Avanzò nell'aula, sedendosi in disparte assieme al suo braccio destro e al suo vecchio tutore, che gli lanciò un'occhiata seria. Indicò con il capo verso sinistra, verso l'altro capo della sala.
Una ragazza sedeva con occhi vacui accanto ad un uomo, un avvocato difensore molto famoso e abile. Conosceva ogni schifosissima tattica per far scagionare il suo cliente, ma dopotutto lui lo sapeva. Era stato lui ad ingaggiarlo.
Lanciò un'occhiata verso il giudice, siedeva in fondo alla sala e aveva incrociato il suo sguardo. Tossì, nervoso.
Avrebbe dovuto fare il suo lavoro, altrimenti non avrebbe mai potuto perdonarglielo.

Non era da lui ingannare la legge, corrompere un giudice, usare mosse sporche per far scagionare un assassino.
No, non era affatto da lui.
Ma la situazione era particolare, drastica. L' "assassino" era malato, aveva bisogno di cure, non si era nemmeno reso conto di ciò che aveva fatto, era stato trascinato dalla disperazione, torturato psicologicamente dall'odio umano.
E, sopratutto, era sua figlia.
Come poteva abbandonarla in quel modo?

No, avrebbe fatto di tutto per portarla via da lì, per non farla finire in prigione, ci avrebbe pensato lui stesso a sottoporla ai migliori e sicuri trattamenti per farla guarire. Avrebbe chiamato i più grandi specialisti, solo per lei.
Osservò il processo con attenzione, il suo sguardo puntato sulla ragazzina, sconvolta e assente.

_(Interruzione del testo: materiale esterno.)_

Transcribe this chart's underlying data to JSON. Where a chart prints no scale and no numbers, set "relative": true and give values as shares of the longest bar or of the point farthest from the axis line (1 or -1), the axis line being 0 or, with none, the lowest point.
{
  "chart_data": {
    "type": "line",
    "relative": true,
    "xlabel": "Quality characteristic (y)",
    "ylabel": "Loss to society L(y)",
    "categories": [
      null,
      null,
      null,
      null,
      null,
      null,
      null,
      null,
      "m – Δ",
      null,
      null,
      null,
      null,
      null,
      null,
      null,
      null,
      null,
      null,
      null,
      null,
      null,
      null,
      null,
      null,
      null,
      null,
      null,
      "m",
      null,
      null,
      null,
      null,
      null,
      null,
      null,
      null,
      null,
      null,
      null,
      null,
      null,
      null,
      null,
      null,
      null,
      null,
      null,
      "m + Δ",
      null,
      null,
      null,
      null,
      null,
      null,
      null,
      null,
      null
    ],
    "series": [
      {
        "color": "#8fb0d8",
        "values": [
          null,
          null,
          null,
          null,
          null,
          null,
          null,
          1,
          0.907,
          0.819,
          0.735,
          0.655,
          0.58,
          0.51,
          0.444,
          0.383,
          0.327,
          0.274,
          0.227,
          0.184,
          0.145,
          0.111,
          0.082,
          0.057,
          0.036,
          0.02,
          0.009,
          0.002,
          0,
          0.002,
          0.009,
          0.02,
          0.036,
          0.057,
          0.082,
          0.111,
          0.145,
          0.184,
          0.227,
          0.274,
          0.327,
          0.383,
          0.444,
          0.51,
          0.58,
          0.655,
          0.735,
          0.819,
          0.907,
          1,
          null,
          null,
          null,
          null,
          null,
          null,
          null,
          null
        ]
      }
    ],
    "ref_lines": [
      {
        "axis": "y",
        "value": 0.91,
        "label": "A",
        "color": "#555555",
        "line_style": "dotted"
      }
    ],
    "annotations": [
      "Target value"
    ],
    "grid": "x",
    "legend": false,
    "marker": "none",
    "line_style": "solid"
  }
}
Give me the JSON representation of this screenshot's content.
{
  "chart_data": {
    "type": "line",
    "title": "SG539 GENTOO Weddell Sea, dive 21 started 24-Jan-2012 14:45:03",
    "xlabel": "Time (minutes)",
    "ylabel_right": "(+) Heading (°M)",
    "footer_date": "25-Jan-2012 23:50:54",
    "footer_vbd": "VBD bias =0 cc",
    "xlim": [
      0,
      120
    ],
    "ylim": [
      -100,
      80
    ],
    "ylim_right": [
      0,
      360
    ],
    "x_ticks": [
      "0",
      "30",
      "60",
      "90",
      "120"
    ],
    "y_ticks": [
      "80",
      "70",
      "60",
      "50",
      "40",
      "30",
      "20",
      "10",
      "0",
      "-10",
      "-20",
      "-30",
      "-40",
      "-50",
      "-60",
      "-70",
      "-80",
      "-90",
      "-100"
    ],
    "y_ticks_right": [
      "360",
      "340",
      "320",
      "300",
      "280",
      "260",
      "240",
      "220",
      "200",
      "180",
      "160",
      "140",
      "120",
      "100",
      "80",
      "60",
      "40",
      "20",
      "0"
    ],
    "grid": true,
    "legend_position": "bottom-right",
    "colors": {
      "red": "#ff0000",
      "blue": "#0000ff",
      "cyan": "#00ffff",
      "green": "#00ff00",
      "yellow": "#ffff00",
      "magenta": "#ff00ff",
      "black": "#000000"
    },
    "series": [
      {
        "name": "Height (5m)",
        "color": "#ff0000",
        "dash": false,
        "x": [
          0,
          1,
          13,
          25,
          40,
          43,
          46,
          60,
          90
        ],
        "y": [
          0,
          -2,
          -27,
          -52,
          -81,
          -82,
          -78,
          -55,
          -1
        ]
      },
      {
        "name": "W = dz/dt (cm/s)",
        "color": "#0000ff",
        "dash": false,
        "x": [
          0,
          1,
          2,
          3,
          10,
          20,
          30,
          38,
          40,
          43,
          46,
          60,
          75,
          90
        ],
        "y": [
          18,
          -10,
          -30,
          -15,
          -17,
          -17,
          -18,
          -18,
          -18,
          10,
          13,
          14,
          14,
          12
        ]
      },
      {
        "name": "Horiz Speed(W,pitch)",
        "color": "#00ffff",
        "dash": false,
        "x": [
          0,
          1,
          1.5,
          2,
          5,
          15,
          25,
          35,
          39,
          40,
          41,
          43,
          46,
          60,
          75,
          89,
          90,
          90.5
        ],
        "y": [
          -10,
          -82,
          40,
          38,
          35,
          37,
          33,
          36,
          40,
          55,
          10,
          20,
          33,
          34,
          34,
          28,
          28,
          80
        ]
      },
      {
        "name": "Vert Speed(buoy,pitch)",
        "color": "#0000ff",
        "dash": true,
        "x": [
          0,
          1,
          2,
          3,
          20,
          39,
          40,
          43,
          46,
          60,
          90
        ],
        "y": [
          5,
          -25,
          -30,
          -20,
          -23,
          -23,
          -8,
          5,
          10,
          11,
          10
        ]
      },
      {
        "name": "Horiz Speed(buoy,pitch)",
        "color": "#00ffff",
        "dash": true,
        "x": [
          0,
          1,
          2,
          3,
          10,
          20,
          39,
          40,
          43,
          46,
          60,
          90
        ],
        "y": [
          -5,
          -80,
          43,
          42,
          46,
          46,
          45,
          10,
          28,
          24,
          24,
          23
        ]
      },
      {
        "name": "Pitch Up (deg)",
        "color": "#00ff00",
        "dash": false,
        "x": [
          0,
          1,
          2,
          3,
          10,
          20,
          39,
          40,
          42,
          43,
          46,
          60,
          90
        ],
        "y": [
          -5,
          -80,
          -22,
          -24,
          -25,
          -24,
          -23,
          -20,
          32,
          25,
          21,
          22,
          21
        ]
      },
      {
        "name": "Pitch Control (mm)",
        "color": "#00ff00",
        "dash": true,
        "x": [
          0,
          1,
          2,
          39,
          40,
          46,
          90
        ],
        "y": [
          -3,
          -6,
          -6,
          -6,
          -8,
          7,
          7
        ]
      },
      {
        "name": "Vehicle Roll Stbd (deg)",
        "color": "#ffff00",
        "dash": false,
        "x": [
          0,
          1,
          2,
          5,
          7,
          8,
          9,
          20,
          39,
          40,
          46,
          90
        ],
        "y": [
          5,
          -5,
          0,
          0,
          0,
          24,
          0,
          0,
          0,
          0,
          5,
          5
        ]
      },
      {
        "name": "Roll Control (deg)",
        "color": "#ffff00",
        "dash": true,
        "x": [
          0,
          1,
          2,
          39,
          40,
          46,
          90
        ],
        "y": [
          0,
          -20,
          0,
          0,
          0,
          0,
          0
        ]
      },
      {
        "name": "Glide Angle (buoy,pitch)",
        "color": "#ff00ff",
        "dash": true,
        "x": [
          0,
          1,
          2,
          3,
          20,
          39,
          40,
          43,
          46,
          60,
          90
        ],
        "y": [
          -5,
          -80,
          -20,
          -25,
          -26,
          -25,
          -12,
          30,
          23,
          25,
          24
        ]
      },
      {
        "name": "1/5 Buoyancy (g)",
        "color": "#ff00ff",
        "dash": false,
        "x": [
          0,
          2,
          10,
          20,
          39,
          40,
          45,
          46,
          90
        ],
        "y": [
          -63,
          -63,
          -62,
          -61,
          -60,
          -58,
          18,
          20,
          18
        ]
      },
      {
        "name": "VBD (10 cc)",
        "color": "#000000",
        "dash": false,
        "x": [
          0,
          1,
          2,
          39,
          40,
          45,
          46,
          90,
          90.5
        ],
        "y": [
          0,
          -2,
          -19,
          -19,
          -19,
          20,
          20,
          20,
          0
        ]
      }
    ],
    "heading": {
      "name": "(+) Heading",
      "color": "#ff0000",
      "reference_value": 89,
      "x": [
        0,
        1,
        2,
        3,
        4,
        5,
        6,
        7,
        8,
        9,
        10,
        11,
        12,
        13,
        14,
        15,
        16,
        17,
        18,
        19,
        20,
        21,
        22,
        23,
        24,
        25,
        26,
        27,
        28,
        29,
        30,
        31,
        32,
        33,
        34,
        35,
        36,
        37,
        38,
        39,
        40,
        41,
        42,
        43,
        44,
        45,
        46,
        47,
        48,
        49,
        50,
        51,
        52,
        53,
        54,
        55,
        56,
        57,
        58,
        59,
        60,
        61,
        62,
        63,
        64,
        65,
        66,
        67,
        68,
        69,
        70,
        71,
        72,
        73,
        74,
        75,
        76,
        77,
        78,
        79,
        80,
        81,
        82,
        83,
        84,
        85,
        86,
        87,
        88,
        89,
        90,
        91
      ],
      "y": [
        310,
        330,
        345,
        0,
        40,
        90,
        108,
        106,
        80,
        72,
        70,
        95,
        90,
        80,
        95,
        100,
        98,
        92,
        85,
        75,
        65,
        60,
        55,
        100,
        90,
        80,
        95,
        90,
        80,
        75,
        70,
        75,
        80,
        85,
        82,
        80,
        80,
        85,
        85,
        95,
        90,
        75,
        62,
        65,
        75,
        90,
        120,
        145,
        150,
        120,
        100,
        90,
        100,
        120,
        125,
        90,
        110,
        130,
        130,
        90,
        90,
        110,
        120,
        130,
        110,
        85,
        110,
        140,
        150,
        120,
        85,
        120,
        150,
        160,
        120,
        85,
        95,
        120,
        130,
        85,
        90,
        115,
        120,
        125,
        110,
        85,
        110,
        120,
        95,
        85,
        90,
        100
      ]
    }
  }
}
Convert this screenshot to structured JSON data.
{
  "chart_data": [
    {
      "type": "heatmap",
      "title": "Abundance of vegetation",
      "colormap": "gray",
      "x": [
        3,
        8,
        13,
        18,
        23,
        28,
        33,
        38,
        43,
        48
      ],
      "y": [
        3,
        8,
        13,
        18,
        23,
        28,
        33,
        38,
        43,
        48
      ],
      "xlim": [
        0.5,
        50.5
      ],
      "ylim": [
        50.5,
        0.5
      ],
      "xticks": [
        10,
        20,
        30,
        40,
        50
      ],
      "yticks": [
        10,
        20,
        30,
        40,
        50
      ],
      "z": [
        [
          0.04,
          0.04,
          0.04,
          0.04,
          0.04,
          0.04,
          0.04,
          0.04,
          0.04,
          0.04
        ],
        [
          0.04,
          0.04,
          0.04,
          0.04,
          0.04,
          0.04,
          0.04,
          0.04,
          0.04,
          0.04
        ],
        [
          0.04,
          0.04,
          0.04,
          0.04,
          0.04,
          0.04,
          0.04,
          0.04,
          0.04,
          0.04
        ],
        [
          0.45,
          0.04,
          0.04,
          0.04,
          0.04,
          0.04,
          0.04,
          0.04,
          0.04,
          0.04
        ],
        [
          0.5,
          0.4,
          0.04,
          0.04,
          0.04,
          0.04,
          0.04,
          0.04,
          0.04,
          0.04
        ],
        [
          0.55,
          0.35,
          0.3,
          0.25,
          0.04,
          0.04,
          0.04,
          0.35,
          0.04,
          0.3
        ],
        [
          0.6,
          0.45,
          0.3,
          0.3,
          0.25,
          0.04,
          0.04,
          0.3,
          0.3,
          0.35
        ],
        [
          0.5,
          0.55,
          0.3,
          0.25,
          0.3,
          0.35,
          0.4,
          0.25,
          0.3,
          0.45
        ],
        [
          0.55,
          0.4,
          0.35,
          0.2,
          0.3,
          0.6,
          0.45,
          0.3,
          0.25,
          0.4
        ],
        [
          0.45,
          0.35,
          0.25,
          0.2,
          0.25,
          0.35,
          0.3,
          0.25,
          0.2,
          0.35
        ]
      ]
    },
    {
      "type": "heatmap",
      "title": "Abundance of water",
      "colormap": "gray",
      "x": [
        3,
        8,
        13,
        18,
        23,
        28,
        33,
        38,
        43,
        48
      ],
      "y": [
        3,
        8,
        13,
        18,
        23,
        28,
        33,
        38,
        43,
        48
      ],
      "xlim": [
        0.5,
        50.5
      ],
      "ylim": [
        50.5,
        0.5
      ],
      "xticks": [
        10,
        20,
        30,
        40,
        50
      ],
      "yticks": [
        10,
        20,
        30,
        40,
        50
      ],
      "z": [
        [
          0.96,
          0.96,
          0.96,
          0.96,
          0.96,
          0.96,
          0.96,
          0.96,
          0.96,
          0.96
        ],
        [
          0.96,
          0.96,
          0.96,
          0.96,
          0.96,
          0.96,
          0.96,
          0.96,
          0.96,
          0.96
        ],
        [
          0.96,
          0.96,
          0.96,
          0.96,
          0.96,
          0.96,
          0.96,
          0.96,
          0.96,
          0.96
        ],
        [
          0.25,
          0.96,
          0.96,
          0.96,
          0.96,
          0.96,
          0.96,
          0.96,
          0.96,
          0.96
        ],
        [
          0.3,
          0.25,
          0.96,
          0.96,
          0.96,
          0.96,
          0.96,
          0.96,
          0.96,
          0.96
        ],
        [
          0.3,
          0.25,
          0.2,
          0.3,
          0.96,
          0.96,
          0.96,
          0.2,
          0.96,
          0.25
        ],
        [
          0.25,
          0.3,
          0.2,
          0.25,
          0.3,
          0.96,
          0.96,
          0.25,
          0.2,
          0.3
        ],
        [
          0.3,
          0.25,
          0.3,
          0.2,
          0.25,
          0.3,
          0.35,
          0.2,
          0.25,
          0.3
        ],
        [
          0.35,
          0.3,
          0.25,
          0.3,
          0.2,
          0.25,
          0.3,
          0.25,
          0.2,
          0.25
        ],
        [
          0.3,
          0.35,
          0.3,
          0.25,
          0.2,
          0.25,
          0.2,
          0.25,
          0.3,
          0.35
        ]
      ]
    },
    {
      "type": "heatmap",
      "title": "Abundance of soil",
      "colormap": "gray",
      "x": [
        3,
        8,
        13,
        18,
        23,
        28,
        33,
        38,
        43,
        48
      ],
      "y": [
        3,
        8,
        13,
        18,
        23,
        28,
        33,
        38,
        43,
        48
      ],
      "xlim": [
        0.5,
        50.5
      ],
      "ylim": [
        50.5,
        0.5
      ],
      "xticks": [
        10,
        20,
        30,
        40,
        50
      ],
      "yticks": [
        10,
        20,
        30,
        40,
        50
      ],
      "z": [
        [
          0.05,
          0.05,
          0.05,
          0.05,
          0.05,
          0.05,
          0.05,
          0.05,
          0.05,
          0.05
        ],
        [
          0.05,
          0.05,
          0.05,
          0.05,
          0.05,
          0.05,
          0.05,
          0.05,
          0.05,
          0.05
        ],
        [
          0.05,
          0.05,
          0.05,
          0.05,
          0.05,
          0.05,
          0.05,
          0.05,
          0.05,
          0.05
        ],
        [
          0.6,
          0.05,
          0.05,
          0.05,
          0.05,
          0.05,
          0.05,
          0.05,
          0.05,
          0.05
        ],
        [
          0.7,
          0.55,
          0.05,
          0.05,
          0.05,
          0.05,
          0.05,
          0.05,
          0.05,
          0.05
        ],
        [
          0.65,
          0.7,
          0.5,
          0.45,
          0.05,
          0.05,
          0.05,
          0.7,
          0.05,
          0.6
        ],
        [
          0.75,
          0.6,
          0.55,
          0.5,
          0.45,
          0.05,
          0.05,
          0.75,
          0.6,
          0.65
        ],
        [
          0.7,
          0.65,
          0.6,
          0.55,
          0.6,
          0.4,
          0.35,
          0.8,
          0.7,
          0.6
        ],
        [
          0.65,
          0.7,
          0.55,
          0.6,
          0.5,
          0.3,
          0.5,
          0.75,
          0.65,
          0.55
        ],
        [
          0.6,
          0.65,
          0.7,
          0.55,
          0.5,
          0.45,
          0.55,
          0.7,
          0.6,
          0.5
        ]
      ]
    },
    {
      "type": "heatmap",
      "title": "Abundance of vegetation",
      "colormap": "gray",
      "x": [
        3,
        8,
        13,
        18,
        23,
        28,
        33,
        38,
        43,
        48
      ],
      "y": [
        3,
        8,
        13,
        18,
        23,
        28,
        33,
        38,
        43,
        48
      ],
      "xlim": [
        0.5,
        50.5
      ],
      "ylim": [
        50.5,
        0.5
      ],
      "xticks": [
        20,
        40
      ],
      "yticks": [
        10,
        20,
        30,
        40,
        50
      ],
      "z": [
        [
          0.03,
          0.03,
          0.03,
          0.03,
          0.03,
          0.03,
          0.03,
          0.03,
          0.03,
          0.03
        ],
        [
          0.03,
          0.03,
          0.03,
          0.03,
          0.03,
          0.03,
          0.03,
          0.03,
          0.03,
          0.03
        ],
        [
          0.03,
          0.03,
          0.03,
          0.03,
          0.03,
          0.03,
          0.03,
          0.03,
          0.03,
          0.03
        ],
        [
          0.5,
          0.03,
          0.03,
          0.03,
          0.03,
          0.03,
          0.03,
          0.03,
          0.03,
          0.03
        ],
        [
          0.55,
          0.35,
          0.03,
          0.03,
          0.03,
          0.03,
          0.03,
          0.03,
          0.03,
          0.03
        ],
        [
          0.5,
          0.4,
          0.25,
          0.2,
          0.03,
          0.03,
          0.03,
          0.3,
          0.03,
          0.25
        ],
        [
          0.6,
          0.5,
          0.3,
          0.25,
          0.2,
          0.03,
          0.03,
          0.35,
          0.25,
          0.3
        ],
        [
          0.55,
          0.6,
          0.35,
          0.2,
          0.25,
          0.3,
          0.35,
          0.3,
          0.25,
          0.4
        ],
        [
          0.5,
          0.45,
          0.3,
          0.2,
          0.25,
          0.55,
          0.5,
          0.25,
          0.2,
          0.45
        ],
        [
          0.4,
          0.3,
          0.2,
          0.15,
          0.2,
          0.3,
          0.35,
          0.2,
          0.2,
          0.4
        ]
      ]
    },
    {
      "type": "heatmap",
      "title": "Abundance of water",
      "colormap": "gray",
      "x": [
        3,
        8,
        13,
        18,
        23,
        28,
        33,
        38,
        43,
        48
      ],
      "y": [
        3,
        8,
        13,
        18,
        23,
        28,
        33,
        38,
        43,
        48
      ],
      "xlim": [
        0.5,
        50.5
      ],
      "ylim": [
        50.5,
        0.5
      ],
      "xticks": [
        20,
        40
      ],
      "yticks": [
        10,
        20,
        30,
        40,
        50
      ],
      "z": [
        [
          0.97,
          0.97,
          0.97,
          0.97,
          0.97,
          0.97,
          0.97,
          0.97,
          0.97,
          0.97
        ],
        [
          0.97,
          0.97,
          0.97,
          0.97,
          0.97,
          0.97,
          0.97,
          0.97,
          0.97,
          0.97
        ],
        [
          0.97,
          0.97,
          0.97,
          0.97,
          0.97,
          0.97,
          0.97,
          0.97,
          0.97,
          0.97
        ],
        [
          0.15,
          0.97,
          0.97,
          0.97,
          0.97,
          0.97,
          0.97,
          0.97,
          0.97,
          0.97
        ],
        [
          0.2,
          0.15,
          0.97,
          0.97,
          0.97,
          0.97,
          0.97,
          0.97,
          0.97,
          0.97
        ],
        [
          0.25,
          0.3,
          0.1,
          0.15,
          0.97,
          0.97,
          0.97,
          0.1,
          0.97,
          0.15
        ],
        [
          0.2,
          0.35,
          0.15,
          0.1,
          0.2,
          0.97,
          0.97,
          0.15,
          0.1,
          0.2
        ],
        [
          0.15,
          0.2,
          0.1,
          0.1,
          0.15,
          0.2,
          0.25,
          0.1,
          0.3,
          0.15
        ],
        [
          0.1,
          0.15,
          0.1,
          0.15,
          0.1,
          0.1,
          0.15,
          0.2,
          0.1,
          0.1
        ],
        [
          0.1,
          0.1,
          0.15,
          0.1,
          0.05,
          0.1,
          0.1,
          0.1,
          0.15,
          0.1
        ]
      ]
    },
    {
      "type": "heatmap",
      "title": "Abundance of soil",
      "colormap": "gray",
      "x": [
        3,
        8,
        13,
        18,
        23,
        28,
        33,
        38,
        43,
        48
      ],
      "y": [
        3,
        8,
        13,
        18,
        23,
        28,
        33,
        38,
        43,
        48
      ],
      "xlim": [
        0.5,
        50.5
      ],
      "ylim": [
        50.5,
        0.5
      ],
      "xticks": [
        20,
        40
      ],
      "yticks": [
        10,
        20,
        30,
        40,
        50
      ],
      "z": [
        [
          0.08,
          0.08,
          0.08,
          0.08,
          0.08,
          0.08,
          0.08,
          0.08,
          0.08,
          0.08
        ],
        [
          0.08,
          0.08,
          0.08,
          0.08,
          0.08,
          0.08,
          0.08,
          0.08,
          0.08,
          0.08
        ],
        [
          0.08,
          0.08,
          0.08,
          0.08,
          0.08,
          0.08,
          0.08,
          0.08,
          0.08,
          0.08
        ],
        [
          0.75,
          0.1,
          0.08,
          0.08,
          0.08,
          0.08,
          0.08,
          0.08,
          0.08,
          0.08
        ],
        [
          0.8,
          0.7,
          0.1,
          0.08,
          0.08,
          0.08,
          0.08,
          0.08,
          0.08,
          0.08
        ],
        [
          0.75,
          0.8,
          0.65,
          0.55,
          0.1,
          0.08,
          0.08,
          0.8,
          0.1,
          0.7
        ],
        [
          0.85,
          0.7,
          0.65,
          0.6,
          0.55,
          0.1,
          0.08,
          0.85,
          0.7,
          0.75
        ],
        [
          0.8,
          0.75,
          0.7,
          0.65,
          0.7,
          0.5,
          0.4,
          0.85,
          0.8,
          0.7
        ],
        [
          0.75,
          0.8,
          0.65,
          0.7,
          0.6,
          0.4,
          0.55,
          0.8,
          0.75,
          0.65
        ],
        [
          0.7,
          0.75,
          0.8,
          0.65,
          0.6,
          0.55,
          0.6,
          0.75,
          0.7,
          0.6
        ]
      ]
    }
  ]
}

"Non ti preoccupare, papà ti aiuterà. Ti aiuterà sempre."

Aspettava solo quel momento, l'istante in cui il giudice avesse dichiarato la ragazzina innocente, solo un'altra casuale vittima dell'ipotetico assassino ancora in libertà.
Non c'era prove contro di lei, ovviamente. Erano state tutte insabbiate dai Vongola.

Quanto si stava spingendo in là? Stava tradendo ciò per cui aveva sempre lottato, la sua morale.
Ma non importava, perchè doveva farlo. Per la sua bambina.

 

 

Incontrò una guardia all'uscita della sala, trascinava la ragazza per un braccio. Non era capace di parlare e a stento si reggeva in piedi. Sembrava distrutta e il suo animo era sparito.
"Non ti preoccupare. Papà è qui per te."
L'aiutarono ad entrare in macchina e partirono rapidamente, diretti verso l'Italia, il capo della piccola appoggiato sulla spalla del padre, l'amaro sorriso di Tsuna.
"Andiamo a casa, piccola mia."

Nella sua stanzetta, quella che aveva abbandonato dopo essere partita per il Giappone, la ragazzina si ritrovò con alcuni medici e uno psicologo. Erano i migliori nel loro campo, sapevano cosa fare e come aiutarla, pian piano, a guarire.
"Riuscirai a guarire, lo so. Sei forte."

 

Ogni notte, dopo aver lavorato fino a tardi, passava per la sua camera. Nozomi era sempre addormentata e Tsuna gli dava un bacio sulla fronte, standole vicino per una decina di minuti.
"Va tutto bene, amore mio. Papà ti proteggerà. Sempre."
Sorrise.

L'amore di un padre non aveva confini.